With a look of amusement, Alethea said, “How exactly would you like me to change his mind?”
Delinda took a photo out of her desk drawer and laid it down, facing Alethea. “Hailey Tiverton. She and Spencer dated in college. Stephanie said it ended abruptly, and Spencer pined for her for a long time. She’s the only woman his mother thinks he’s ever really cared about. I want you to find out why they broke up and bring me a full report on her. If I approve of her, you’ll arrange for her to come work for me.”
Alethea smiled slowly. “Delinda Westerly, you’re a romantic at heart.”
In response, Delinda touched the tablet on her desk to wake it and then turned it to face Alethea. She gave the woman a moment to absorb the headline of the online article, as well as the photo of Spencer leaving a club, looking as disheveled as the scantily clad woman on his arm. “I want my grandson back—he’s a good boy. Not this. He’s miserable.”
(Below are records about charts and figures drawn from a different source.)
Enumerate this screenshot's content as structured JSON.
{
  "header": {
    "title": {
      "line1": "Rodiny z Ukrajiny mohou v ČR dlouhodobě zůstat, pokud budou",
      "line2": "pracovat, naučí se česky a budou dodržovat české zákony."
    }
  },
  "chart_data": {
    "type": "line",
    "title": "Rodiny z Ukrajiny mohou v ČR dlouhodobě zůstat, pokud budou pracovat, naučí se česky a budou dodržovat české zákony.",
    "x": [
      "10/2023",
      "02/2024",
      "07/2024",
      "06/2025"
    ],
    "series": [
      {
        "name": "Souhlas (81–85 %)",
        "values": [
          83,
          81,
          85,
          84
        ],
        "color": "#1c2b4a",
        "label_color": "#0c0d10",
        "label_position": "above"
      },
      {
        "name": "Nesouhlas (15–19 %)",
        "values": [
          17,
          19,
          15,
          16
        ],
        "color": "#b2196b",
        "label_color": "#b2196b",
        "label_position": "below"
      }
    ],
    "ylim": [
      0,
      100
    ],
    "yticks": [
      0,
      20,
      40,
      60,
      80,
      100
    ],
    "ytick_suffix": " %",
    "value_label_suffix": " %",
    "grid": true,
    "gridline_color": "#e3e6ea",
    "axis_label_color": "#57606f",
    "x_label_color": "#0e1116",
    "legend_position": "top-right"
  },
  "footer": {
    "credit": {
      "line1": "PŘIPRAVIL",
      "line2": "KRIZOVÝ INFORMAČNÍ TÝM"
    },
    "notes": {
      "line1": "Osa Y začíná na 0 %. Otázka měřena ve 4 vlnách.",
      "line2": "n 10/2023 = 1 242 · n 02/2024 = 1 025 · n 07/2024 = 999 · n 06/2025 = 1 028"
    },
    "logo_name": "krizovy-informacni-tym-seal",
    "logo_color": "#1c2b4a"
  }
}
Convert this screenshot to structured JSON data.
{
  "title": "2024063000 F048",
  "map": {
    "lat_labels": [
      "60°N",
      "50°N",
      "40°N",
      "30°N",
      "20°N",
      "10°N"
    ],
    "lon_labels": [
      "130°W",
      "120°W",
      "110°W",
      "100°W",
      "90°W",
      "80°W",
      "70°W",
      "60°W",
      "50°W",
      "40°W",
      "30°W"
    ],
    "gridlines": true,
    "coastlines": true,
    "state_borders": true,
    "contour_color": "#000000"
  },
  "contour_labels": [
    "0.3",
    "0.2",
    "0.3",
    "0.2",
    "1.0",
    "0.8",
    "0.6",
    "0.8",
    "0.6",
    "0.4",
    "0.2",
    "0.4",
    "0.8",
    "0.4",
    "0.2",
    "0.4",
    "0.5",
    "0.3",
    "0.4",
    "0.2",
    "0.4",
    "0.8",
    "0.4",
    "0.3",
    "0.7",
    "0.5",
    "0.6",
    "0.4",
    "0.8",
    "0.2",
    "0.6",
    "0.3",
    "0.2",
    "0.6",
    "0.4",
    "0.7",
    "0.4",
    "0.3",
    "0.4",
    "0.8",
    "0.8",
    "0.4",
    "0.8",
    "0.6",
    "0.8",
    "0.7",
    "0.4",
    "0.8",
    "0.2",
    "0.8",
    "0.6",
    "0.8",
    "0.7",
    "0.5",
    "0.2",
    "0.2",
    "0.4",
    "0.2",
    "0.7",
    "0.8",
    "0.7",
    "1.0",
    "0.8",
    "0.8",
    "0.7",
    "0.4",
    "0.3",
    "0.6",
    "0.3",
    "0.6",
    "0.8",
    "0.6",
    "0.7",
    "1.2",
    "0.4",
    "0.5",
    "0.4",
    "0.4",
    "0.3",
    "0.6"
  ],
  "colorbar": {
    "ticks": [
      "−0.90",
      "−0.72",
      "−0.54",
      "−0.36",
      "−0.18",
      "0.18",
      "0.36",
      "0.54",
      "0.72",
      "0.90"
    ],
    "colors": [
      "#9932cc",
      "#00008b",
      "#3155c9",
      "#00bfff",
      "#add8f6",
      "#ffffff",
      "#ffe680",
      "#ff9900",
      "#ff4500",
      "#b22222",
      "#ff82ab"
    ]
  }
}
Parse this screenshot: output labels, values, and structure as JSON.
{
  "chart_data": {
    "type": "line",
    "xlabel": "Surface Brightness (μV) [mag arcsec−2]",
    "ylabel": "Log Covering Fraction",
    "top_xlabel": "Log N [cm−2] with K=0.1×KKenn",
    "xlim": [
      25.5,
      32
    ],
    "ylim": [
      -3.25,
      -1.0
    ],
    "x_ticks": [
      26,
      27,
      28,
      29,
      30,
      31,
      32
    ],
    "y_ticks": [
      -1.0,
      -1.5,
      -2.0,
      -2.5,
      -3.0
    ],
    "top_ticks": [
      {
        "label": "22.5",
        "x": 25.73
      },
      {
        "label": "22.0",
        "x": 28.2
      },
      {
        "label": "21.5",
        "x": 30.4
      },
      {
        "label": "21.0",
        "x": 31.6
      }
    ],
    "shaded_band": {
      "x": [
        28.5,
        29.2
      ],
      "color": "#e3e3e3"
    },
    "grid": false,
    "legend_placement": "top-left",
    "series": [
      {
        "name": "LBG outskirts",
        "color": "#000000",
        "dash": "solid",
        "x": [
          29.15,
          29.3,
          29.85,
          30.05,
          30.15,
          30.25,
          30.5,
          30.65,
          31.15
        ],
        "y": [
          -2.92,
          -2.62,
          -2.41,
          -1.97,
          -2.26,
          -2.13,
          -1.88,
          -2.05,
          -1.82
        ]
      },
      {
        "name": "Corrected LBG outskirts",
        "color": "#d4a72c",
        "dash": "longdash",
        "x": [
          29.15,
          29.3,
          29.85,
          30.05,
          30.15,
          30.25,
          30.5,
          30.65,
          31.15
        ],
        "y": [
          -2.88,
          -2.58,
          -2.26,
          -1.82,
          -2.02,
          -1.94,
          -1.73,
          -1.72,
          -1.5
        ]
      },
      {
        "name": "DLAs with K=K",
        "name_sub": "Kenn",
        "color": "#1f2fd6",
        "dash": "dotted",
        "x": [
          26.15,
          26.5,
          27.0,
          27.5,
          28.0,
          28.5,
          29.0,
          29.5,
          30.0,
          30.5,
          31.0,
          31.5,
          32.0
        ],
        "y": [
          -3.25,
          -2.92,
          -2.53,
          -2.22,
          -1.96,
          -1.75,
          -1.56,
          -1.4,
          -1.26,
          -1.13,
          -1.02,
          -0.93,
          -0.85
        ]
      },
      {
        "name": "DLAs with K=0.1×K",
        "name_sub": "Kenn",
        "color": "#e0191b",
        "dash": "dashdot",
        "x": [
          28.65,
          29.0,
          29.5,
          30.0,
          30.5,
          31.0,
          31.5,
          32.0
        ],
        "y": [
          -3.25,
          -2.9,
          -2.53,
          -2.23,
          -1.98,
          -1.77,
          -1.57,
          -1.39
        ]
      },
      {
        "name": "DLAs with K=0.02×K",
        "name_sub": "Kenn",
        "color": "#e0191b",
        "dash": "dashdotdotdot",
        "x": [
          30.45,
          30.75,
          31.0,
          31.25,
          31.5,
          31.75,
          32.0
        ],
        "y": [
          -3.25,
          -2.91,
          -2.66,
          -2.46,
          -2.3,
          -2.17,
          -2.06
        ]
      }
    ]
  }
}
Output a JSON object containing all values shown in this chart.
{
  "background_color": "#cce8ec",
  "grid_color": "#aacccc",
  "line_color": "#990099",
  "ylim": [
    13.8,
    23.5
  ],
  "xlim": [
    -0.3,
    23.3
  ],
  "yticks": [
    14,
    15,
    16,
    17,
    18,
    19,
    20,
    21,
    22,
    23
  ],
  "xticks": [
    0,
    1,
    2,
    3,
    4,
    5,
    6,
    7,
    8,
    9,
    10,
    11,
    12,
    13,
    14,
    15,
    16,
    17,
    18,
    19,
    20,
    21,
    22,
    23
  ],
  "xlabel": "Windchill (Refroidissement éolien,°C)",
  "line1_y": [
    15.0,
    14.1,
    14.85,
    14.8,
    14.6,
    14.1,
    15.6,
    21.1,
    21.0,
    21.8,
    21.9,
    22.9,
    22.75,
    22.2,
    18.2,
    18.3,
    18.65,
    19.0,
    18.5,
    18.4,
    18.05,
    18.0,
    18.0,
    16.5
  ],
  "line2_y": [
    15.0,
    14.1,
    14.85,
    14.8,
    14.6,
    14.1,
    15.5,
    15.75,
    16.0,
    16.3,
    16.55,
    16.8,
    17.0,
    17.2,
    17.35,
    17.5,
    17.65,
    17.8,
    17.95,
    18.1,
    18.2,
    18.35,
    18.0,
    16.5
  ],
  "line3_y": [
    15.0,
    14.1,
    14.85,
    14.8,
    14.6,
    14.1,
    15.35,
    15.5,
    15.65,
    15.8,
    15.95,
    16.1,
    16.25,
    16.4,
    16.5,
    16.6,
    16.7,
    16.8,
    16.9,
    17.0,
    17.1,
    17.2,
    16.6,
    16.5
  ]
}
“He doesn’t look miserable.”
Delinda spun the tablet back. “Are you interested in helping me, or not?”
The PI took a moment, as if she were debating the same question. “I am.” She paused, then asked, “When you said I’ll ‘arrange for her to come work’ for you, what did you mean?”
“This is where your skills come into play. You’ll close every door around her until I’m the only choice she has.”
“That’s a dangerous game.”
Delinda stood. “And here I thought dangerous was your forte.”
“It is.” Alethea rose to her feet. “I’d just hate to see you hurt by this.”
Raising her chin, Delinda answered, “My dear, at my age, pain is a friend of mine. Time is the enemy. It has been a year. My grandson needs a shake-up, and if he felt half as much for this woman as his mother thinks he did, I’ll have him married and in my life again by the holidays. First, though, we need to get him to attend Brett’s wedding. It’ll break Brett’s heart if he’s not there.”
Alethea whistled. “I have to admit, I admire your confidence.”
Confidence or desperation? It didn’t matter. “Michael,” Delinda called out to her butler, “please show Ms. Narcharios out.” Before the detective left the room, Delinda added, “I’ll expect that report by the weekend.”
Alethea nodded before turning to leave.
Alone, Delinda sank back onto her chair and picked up the photo of the woman she’d sent Alethea to investigate. Bring Spencer back into my life and you’ll have everything you’ve ever wanted—in abundance.
Hurt him again and you’ll discover exactly how much fight is left in this old broad.